In a recent article in The Wall Street Journal, Paul Glader and John Semakula named at least part of the damage done to the church by Covid-19:
Last year Pastors Henry Fuhrman and Jerry O’Sullivan of Shelter Rock Church in Nassau County, N.Y., began working as TV preachers. For months they livestreamed sermons as Covid-19 ravaged the leafy communities of Long Island, where their church has several campuses. After overcoming the hurdles of digital worship, they now have a new problem: how to wean the congregation off the convenience of online church.
They aren’t alone. Seventy-five percent of evangelical Protestants in the U.S. have attended church online during the pandemic, according to a recent survey by Infinity Concepts and Grey Matter Research. “We found that 45% of those who experienced online church services now believe that worship online is equal or superior to the in-person experience,” said Mark Dreistadt, president and founder of Infinity Concepts. Only 44% want to return exclusively to in-person worship, according to the report, which surveyed more than 1,000 evangelical Protestants.
With those statistics as a background, Glader and Semakula ask this question: “Are internet services as good as church?”
The answer to that question is an unequivocal “no.” But before I defend that answer, allow me to offer a caveat or two that I have explored to some degree elsewhere:
One: Online communities are important to the well-being of the church. Historically the church’s ability to accomplish its mission has been to be present in the world where we find it. Engaging the questions people grapple with, communicating in the varied media that shape the human experience. Online communities are an important, undoubtedly one of the most important, in our modern world.
Two: People often engage churches by connecting with them online before they connect with them physically. So, churches that neglect their virtual presence create a self-imposed barrier to their ministry.
Three: Online communities offer an experience of church communities that offers opportunities that cannot be achieved in any other way. They extend the reach of churches to people who are not close enough to attend, and they offer people a different way of reflecting on and absorbing those experiences.
All that said, there is a difference between saying that virtual communities are an important extension of a church’s ministry and arguing that those communities are a substitute for the church. As I have outline above, there is every reason to believe the first observation is true. But there is also every reason to believe that the second is not.
Here are some of my reasons:
One: An online church does not engage all of who we are as human beings. There is a reason that the Christian message is so squarely focused on the Incarnation.

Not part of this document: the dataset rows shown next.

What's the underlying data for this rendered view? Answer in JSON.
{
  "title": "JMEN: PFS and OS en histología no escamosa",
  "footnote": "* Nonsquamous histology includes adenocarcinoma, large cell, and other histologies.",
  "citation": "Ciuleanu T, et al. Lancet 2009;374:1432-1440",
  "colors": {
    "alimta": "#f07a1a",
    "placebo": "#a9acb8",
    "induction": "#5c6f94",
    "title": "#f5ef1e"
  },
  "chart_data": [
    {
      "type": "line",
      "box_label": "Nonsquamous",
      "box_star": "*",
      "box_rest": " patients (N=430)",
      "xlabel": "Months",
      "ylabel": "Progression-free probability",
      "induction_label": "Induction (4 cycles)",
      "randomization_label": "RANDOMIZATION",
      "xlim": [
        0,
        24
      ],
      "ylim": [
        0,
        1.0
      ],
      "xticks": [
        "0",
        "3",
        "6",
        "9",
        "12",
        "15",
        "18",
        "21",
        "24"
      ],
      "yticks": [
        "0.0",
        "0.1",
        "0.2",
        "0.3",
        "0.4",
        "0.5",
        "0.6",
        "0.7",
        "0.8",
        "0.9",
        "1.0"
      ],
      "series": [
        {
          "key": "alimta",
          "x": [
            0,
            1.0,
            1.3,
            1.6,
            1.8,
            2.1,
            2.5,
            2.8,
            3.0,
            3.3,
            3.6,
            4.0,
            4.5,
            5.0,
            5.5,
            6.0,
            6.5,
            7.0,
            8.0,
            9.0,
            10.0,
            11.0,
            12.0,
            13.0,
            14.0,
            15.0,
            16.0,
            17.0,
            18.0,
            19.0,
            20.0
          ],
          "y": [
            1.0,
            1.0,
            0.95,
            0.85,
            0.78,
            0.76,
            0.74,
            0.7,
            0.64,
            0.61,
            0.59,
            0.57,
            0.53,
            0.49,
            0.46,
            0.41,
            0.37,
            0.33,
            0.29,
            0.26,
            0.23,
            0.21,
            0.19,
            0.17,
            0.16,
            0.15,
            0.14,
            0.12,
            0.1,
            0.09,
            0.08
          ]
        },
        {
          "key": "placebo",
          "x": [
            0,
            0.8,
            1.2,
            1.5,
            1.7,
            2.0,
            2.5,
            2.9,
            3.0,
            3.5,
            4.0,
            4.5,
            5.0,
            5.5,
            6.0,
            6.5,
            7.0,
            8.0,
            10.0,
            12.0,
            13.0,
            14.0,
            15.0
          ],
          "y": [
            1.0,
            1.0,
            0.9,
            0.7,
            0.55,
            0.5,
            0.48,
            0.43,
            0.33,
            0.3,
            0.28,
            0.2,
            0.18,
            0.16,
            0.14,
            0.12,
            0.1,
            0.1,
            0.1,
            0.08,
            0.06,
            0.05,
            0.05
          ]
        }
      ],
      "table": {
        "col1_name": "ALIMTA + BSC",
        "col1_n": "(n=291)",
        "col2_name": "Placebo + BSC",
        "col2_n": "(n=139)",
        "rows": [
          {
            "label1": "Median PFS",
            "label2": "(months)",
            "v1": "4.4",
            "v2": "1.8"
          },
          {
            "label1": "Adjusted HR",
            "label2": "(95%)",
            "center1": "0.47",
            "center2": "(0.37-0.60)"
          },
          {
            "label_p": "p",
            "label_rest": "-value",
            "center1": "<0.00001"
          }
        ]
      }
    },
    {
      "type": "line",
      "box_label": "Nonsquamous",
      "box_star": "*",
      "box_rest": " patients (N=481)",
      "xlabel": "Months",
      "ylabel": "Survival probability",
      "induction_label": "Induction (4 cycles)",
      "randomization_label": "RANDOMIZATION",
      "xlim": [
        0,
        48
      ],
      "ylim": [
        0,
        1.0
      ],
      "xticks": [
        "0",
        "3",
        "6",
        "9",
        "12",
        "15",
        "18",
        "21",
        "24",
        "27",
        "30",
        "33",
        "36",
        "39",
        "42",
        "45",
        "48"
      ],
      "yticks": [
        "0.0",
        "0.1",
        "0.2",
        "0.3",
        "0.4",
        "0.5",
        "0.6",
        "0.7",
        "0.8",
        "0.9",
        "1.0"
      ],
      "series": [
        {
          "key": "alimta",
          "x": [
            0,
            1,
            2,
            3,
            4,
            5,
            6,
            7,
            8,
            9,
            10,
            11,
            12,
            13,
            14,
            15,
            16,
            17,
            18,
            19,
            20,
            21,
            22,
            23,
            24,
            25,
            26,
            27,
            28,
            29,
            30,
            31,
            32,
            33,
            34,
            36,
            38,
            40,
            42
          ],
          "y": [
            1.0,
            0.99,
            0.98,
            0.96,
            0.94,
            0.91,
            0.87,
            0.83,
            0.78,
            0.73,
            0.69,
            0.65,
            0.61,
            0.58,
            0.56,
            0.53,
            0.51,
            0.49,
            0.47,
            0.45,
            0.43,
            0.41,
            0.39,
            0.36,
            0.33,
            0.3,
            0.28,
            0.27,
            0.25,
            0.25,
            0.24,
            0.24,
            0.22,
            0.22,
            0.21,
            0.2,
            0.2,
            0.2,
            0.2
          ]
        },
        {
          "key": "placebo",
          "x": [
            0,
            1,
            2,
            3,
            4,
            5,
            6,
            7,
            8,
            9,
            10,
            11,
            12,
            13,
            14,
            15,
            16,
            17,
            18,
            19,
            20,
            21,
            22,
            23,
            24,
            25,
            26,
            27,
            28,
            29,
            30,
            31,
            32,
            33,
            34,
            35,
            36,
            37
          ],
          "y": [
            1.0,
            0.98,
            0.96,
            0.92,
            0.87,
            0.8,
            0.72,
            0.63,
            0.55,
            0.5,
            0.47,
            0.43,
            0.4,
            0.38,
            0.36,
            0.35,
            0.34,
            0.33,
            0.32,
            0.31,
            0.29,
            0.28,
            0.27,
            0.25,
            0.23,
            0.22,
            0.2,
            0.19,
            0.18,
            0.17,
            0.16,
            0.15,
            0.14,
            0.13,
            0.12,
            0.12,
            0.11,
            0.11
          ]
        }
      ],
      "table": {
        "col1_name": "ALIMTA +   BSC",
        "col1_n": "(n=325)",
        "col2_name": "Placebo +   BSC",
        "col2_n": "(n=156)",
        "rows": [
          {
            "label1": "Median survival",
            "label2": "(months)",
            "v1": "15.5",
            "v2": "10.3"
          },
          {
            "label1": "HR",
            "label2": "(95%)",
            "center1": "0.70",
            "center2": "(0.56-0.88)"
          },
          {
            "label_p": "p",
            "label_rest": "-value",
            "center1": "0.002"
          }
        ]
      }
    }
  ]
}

We are enfleshed beings.
It is almost impossible to segment out what we know cognitively and what we have apprehended physically. Indeed, it could be argued that who we are physically shapes everything else we learn to one degree or another and how we learn it.
The Christian insistence that Jesus is God incarnate is about reconciling our relationship with God. It is about bringing God down into the human condition and about lifting us up into communion with God.
The way that we interact with others online engages a part of that existence. It does not and cannot engage the whole of who we are. We are vulnerable in a different way when we are together physically. We are available in a different way when we are together physically.
Two: It is impossible to replicate the sacramental dimension of worship online.
Even if one sets aside the theology that some of us share about ordination and the consecration of the elements, the fact of the matter is that it is the common bread we share and the common cup we consume that that contributes to an experience of the sacramental.
That cannot be done at a distance.
Three: It is impossible to fully participate in the body of Christ online.
It is that reality into which we are baptized. We cannot select experiences – engage them without ever being physically present – participate without being present to one another, without risking and revealing ourselves. And while being online gives us a chance to do these things to some degree, it is inescapably done at a distance.
These three reasons alone are why a virtual church is no substitute for an embodied church.
Virtual experiences can be a vital part of that church’s ministry. It can even allow for a unique brand of intimacy. It cannot be a replacement for being physically present to one another.
And that is why – if congregations move away from that local gathering that is their expression of Christ’s presence in the world – they can count on their churches withering and dying. Even if it was practically possible to maintain such ministries without gathering physically, the Holy Spirit would not sustain it – because to be a spectator, a subscriber, an auditor of church services evades the Christian’s calling and God cannot use us, if that is all we offer to the work of his Kingdom.
To be a Christian is to risk the whole of our embodied selves. To be a Christian is to kneel, elbow to elbow with the other members of the body of Christ. To be a Christian is to share a common bread, a common cup, and to go into the world, bolstered and emboldened by the new understanding of ourselves that emerges from that experience.
God will look elsewhere, if we hide from him and from one another behind the screens of our computers.